Matthew’s gaze narrows. He doesn’t speak, but the warning is clear:don’t hurt her.
I press a hand to my chest, pulse racing. We were a breath away. Seconds from something I can’t take back.
And now, I don’t know if I want to.
***
10
The Kiss
DYLAN
The sky hasn’t learned mercy. By dusk, another storm piles up on the horizon, darker and meaner than the last. Clouds bruise purple, thunder growls low, and a hot wind rattles the loose tin on the machine shed. Even the cattle shift uneasy in the pasture, tails swishing as if they can smell trouble.
I should be inside checking the generator. I should be doing a hundred useful things. Instead, I find myself pacing the yard with Madison at my heels, both of us spoiling for a fight we haven’t named yet. The first raindrops smack the dust hard enough to raise the smell of iron and earth, sharp and metallic. My pulse syncs with the sky—fast, restless, waiting for the break.
“You’re impossible,” she mutters behind me, voice edged like glass. “Every time I try to help, you shut me out. You’d rather wrestle the storm alone than admit you might need me.”
I turn, the words striking deeper than they should. Rain slicks her hair to her cheeks, lashes spiked. She looks like defiancecarved out of lightning. And maybe she’s right. I’ve carried weight so long, I don’t know how to hand it over.
The wind kicks harder, tossing water sideways. Thunder cracks, close enough to rattle my bones.
Everything feels like it’s about to snap—the storm, the farm, me.
And standing there in the middle of it is Madison, daring me to admit the truth.
***
The rain thickens fast, slanting like a curtain between us and the rest of the world. Madison crosses her arms, chin tilted, daring me to argue. Fine. She doesn’t have to wait long.
“You think this is a game?” I snap, louder than I mean to. “Roof patches, market smiles, playing house for the neighbors—it’s not a brand, Madison. It’s survival. If this place falls, it doesn’t just hurt me. It hurts crews, suppliers, families who depend on the contracts.”
Her eyes flash. “You think I don’t understand pressure? I built my business from nothing, Dylan. I work eighteen-hour days feeding content to people who forget me the second I stop posting. I know what it means to keep something alive when the odds are stacked against you.”
“Hashtags and filters won't hold a roof on,” I bite out, the words tasting bitter the moment they leave. “That’s not the same as weather and debt and land that doesn’t care if you’re tired.”
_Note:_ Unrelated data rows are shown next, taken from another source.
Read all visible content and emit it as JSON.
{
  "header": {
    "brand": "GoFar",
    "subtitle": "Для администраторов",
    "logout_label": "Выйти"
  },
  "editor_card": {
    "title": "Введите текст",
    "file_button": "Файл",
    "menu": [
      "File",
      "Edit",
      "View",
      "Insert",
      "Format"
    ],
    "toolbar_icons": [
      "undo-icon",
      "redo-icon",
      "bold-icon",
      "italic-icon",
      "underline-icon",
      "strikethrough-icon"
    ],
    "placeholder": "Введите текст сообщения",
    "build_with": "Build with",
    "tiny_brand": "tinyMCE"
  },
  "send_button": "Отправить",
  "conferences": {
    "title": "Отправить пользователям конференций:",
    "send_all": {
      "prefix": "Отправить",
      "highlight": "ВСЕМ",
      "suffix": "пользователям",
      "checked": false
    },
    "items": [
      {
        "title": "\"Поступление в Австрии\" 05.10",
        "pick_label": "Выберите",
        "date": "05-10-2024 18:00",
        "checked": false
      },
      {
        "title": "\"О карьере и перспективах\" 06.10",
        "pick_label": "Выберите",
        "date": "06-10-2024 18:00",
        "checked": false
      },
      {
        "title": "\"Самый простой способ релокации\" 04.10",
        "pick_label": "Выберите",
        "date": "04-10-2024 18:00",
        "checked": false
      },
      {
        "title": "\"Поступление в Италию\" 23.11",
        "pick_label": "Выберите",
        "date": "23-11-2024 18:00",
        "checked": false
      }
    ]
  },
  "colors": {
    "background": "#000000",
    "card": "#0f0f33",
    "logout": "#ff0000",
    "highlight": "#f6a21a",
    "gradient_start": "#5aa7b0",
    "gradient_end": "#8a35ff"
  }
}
She steps closer, rain plastering her shirt to her frame, every word sharp as hail. “And you’re so stuck in your pride you can’t see that maybe my skills could save this place. Marketing, branding, events—those could pay bills just as much as soybeans and corn.”
Lightning rips across the sky, bleaching her face pale and fierce. The thunder that follows shakes the ground, but it’snothing compared to the quake in my chest. Because she’s right. And admitting it feels impossible.
“You don’t belong here,” I grind out, half a plea, half a shield.
“I do if I fight for it,” she fires back. “Same as you.”
The storm surges, rain drumming hard enough to drown reason.
The argument crackles like live wire, each word pulling us closer, until the heat between us has nothing to do with anger and everything to do with everything we’ve tried to bury.
***
The distance between us disappears in a blink. One second we’re spitting words like weapons, the next a magnetic force pulls us together. The rain pelts down, thunder cracks again, I catch her wrist, hauling her against me. Her breath stutters, warm against my mouth despite the cold rain.
Far off, headlights smear through the rain. A truck bounces into the yard, tires hissing on the wet gravel—Matthew’s rig. I barely register it in the heat of the moment, too consumed by Madison to think of anything else.
I kiss her. It’s not careful. It’s not rehearsed.